There is one upright presence which I catch a glimpse of, so near, so near; and I want to see it. In making the effort with my elbow on the horse's ballooned body I succeed in altering the direction of my head, and of the corridor of my gaze. Then all at once I discover a quite new population of bronze men in rotten clothes; and especially, erect on bended knees, a gray overcoat, lacquered with blood and pierced by a great hole, round which is collected a bunch of heavy crimson flowers. Slowly I lift the burden of my eyes to explore that hole. Amid the shattered flesh, with its changing colors and a smell so strong that it puts a loathsome taste in my mouth, at the bottom of the cage where some crossed bones are black and rusted as iron bars, I can see something, something isolated, dark and round. I see that it is a heart.

Placed there, too—I do not know how, for I cannot see the body's full height—the arm, and the hand. The hand has only three fingers—a fork– Ah, I recognize that heart! It is his whom I killed. Prostrate in the mud before him, because of my defeat and my resemblance, I cried out to the man's profundity, to the superhuman man. Then my eyes fell; and I saw worms moving on the edges of that infinite wound. I was quite close to their stirring. They are whitish worms, and their tails are pointed like stings; they curve and flatten out, sometimes in the shape of an "i," and sometimes of a "u." The perfection of immobility is left behind. The human material is crumbled into the earth for another end.
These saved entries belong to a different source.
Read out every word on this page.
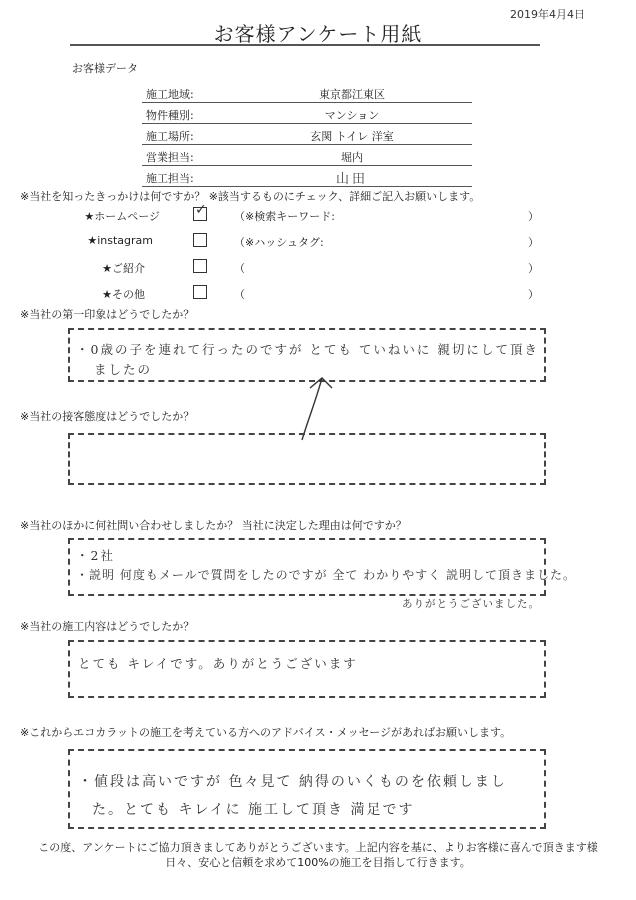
2019年4月4日
お客様アンケート用紙
お客様データ
施工地域:	東京都江東区
物件種別:	マンション
施工場所:	玄関 トイレ 洋室
営業担当:	堀内
施工担当:	山田
※当社を知ったきっかけは何ですか？ ※該当するものにチェック、詳細ご記入お願いします。
★ホームページ	✓ （※検索キーワード:	）
★instagram	（※ハッシュタグ:	）
★ご紹介	（	）
★その他	（	）
※当社の第一印象はどうでしたか？
・0歳の子を連れて行ったのですが とても ていねいに 親切にして頂き
ましたの
※当社の接客態度はどうでしたか？
※当社のほかに何社問い合わせしましたか？ 当社に決定した理由は何ですか？
・2社
・説明 何度もメールで質問をしたのですが 全て わかりやすく 説明して頂きました。
ありがとうございました。
※当社の施工内容はどうでしたか？
とても キレイです。ありがとうございます
※これからエコカラットの施工を考えている方へのアドバイス・メッセージがあればお願いします。
・値段は高いですが 色々見て 納得のいくものを依頼しまし
た。とても キレイに 施工して頂き 満足です
この度、アンケートにご協力頂きましてありがとうございます。上記内容を基に、よりお客様に喜んで頂きます様
日々、安心と信頼を求めて100%の施工を目指して行きます。
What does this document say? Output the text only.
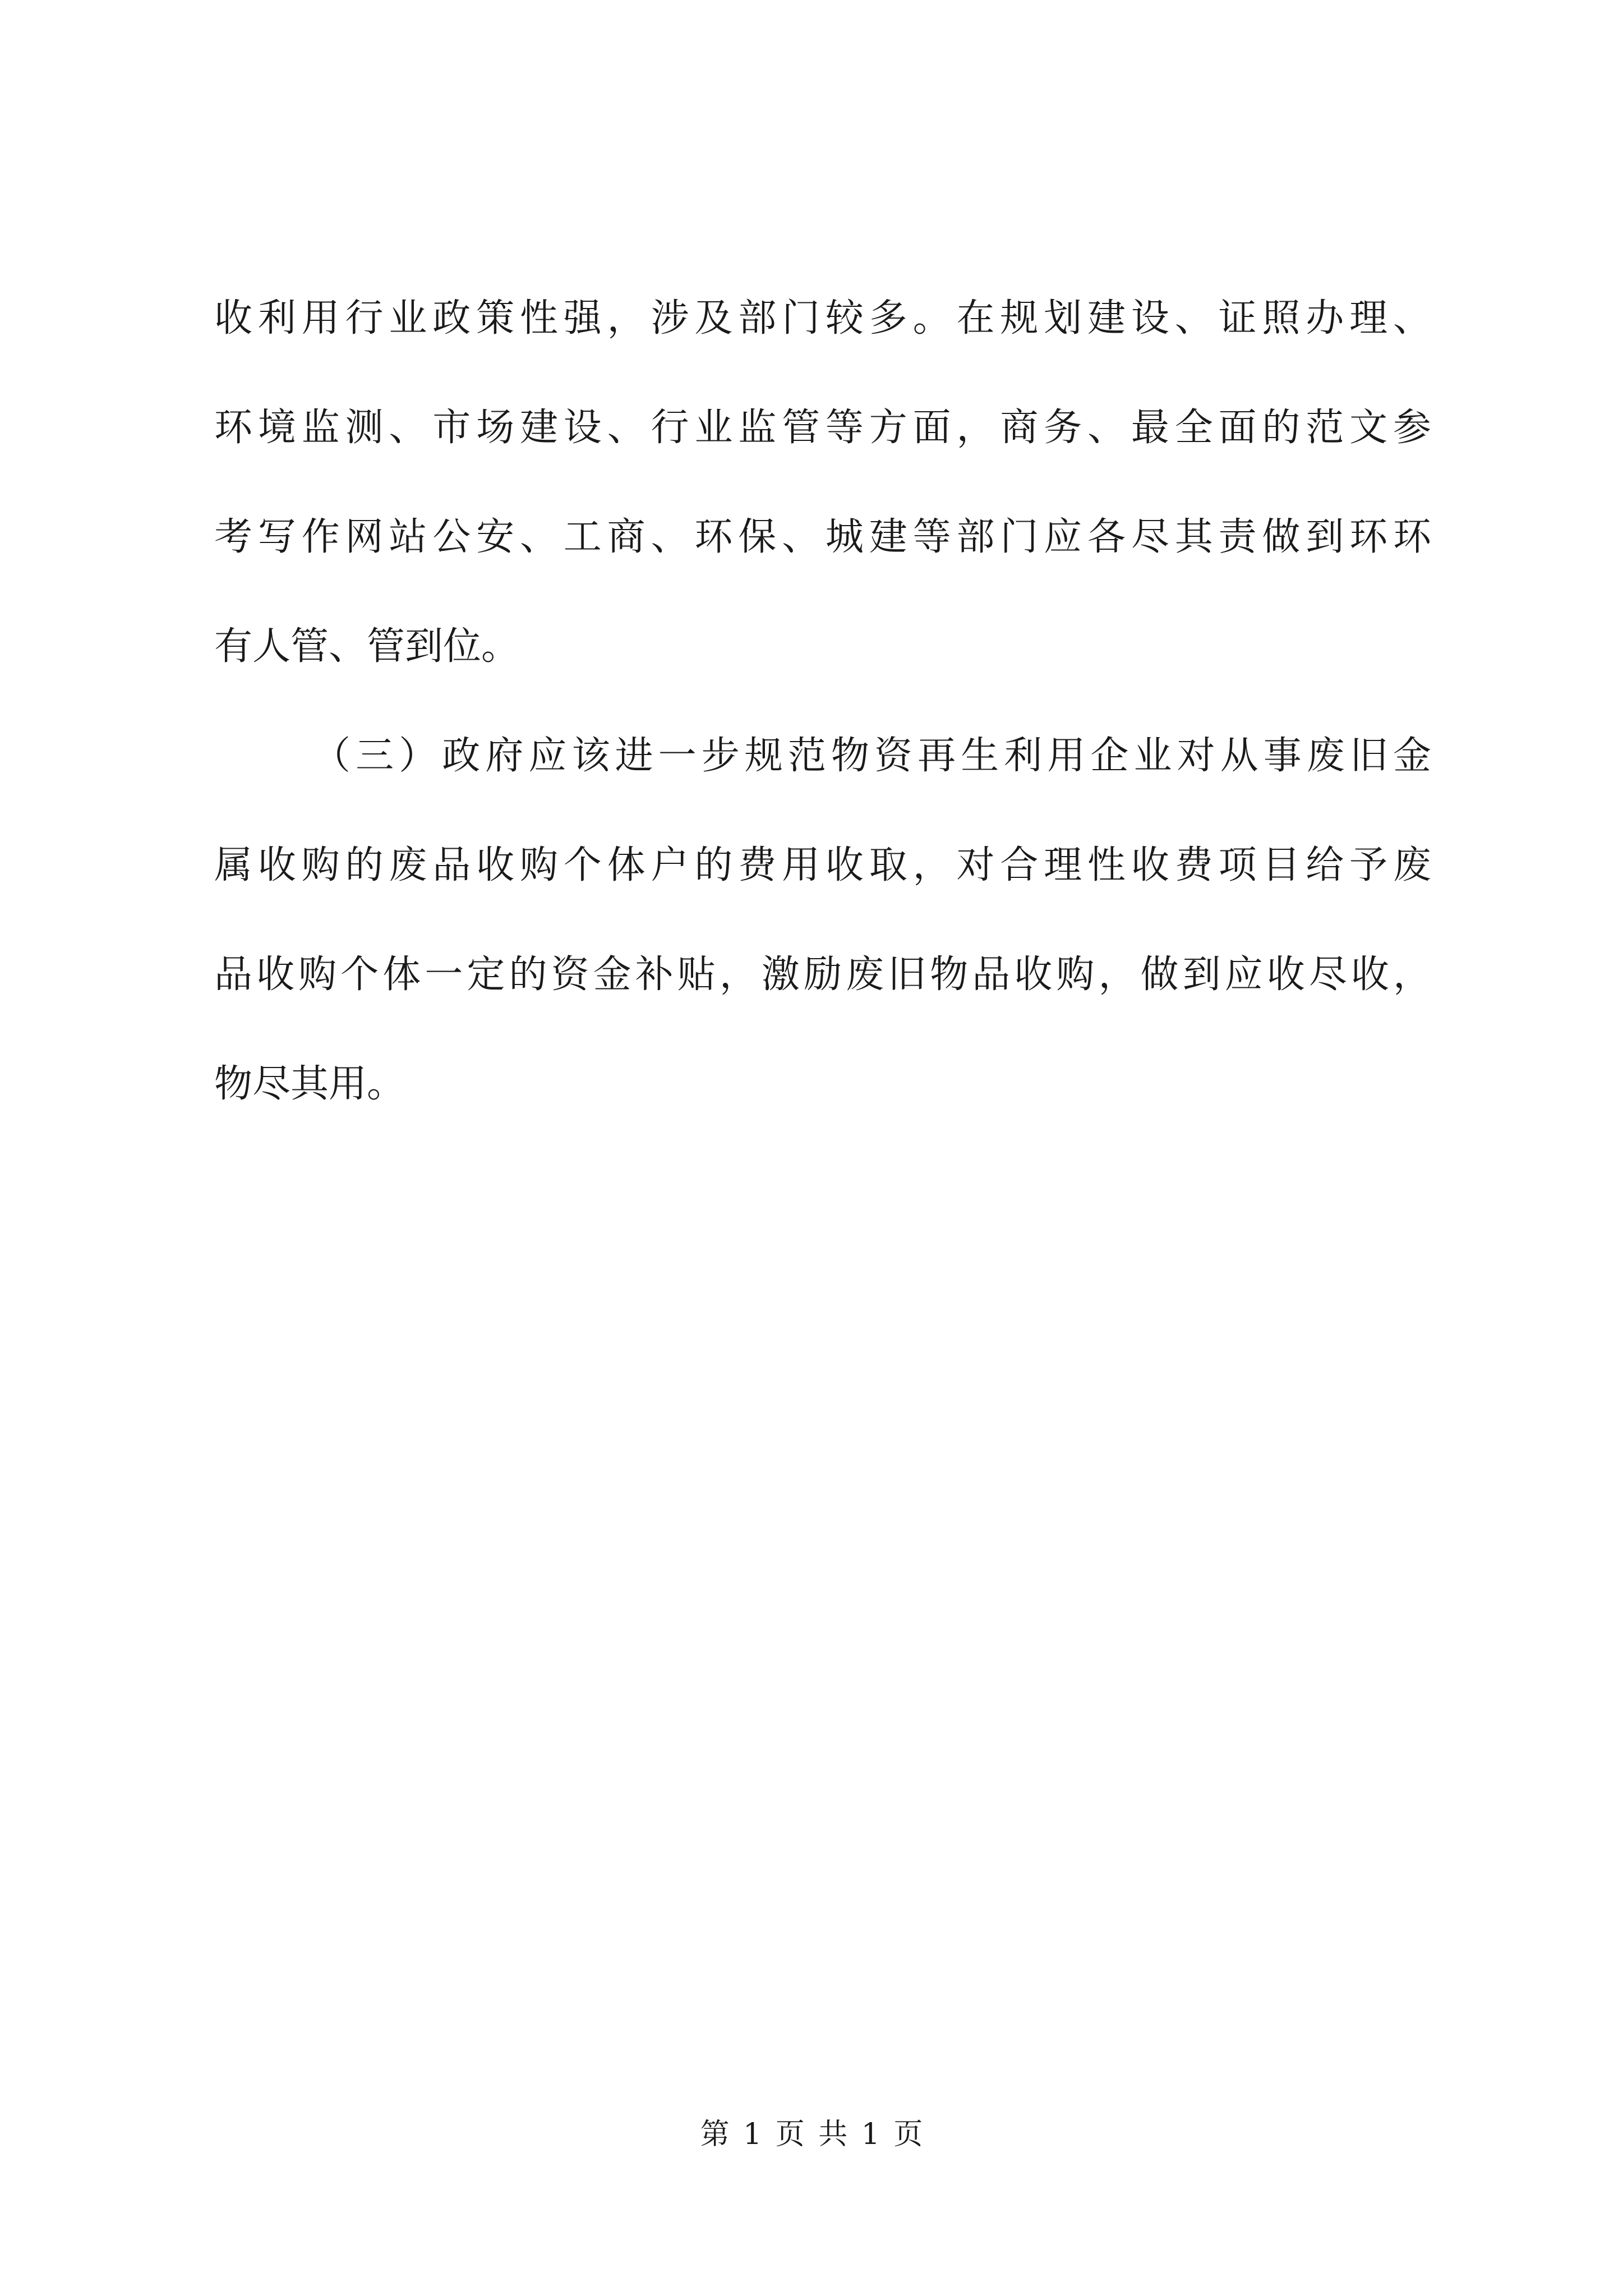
收利用行业政策性强，涉及部门较多。在规划建设、证照办理、
环境监测、市场建设、行业监管等方面，商务、最全面的范文参
考写作网站公安、工商、环保、城建等部门应各尽其责做到环环
有人管、管到位。
（三）政府应该进一步规范物资再生利用企业对从事废旧金
属收购的废品收购个体户的费用收取，对合理性收费项目给予废
品收购个体一定的资金补贴，激励废旧物品收购，做到应收尽收，
物尽其用。
第 1 页 共 1 页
I hated that man, when he had his shape and his warmth. We were foreigners, and made to destroy ourselves. Yet it seems to me, in face of that bluish heart, still attached to its red cords, that I understand the value of life. It is understood by force, like a caress. I think I can see how many seasons and memories and beings there had to be, yonder, to make up that life,—while I remain before him, on a point of the plain, like a night watcher. I hear the voice that his flesh breathed while yet he lived a little, when my ferocious hands fumbled in him for the skeleton we all have. He fills the whole place. He is too many things at once. How can there be worlds in the world? That established notion would destroy all.

This perfume of a tuberose is the breath of corruption. On the ground, I see crows near me, like hens.

Myself! I think of myself, of all that I am. Myself, my home, my hours; the past, and the future,—it was going to be like the past! And at that moment I feel, weeping within me and dragging itself from some little bygone trifle, a new and tragical sorrow in dying, a hunger to be warm once more in the rain and the cold: to enclose myself in myself in spite of space, to hold myself back, to live. I called for help, and then lay panting, watching the distance in desperate expectation. "Stretcher-bearers!" I cry. I do not hear myself; but if only the others heard me!